Uber Will Start Showing The Full Price Of Rides From The Beginning, So Say Goodbye To Surprise Fares

Getting in a cab or Uber can be scary on a budget, but now you’ll never have to wonder if you have enough cash for a ride. As of this week, Uber will show you the full price for rides, eliminating the need for guesswork. It also means you won’t have to see the surge price math — it will be calculated in, based on your destination. So, you do have to know where you’re going.

In a press release, Uber developers wrote: “Upfront fares are calculated using the expected time and distance of the trip and local traffic, as well as how many riders and nearby drivers are using Uber at that moment. And when fares go up due to increased demand, instead of surge lightning bolts and pop-up screens, riders are given the actual fare before they request their ride.”

They’ve already been doing that for uberPOOL riders — where you essentially carpool with other riders going the same way as you — so it was an easy move to do the same for regular riders. Uber wrote that more than 20 percent of all rides are through uberPOOL (mine always cancel on me, which I find rather embarrassing because I am a good passenger, but I’m not taking it personally), so people obviously are very OK with seeing a flat fare before getting in.

It just makes sense. I am all about this feature, especially because no one likes surge pricing. I get why they do it — high demand, not a lot of supply, it’s raining, whatever — but I’m usually shocked that a regular $15 ride, multiplied by random decimals, with a minimum fare ends up being half of my drinking budget for the weekend. If you know the ride is going to $40 beforehand, you can make an informed decision about how whether or not that leather interior and air conditioning is really worth it. Sometimes it’s totally fucking worth it. When the fare is stupid high, the app will say “fares are higher due to increased demand,” so you know it’s not normally that pricey.

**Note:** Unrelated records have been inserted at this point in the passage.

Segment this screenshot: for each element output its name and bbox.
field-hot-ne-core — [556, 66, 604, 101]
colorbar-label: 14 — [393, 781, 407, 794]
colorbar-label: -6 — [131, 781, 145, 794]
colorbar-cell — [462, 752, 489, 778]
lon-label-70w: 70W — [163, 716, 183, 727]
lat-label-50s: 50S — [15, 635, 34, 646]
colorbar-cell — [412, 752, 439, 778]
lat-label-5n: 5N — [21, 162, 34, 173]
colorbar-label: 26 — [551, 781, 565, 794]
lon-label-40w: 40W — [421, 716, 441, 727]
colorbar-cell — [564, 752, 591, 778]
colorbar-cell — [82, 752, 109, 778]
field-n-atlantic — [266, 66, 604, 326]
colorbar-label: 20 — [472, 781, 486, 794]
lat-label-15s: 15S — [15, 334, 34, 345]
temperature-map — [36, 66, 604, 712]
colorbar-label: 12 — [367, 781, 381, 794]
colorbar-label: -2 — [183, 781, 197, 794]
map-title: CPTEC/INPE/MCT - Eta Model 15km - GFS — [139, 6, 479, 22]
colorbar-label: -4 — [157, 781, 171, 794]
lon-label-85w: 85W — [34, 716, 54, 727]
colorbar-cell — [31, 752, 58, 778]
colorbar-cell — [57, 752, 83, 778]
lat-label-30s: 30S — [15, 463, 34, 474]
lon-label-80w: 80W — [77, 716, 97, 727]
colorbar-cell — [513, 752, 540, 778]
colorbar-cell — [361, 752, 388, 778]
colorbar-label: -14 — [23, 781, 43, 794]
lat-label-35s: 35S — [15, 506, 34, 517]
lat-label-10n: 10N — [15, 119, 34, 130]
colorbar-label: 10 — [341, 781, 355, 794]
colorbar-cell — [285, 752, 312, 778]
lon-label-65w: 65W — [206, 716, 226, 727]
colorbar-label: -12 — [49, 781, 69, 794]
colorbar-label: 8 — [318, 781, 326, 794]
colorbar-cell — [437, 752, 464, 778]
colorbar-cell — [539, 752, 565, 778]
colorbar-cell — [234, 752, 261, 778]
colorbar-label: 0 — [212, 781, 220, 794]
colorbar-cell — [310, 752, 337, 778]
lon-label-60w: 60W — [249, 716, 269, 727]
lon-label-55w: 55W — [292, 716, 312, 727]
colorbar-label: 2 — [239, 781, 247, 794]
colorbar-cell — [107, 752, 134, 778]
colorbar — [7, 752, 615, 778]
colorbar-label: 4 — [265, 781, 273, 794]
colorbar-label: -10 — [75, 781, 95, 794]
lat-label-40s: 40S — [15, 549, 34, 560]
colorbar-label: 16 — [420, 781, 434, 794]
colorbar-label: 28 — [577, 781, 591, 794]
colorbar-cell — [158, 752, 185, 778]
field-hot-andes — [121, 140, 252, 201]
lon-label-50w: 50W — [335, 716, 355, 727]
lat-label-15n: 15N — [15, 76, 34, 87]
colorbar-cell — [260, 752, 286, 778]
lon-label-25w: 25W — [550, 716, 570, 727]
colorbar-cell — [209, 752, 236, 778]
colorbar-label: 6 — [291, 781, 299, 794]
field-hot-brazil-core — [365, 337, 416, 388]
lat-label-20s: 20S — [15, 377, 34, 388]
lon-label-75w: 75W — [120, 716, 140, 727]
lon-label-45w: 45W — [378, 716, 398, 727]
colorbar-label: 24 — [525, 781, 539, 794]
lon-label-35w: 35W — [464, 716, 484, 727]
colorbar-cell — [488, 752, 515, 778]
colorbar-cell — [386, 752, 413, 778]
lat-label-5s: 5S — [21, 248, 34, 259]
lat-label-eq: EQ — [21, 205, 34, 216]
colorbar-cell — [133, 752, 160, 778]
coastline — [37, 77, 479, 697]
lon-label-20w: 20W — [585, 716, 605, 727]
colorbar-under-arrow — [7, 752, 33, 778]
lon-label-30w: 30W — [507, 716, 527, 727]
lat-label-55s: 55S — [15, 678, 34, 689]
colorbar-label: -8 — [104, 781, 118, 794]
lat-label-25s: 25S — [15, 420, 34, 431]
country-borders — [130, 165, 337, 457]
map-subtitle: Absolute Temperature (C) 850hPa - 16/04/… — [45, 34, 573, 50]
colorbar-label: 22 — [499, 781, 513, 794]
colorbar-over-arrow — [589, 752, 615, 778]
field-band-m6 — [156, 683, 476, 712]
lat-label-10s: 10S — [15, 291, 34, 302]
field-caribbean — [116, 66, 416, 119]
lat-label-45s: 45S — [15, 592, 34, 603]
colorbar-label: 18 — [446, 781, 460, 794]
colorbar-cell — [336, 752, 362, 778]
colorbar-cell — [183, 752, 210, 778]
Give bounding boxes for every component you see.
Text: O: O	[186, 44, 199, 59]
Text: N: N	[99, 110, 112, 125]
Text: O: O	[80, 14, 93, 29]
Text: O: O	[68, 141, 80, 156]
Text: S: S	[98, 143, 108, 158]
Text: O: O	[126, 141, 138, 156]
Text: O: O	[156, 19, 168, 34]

It won’t be in all markets right away, so don’t be annoyed at Uber if you don’t see it the next time you open your app. But it’s starting in Miami, New Jersey, New York, Philadelphia, San Diego, and Seattle, and five markets in India as of right now, and will roll out everywhere else over the next few months.

So, you can say a lot of shit about Uber, but you can’t complain about surprise costs anymore.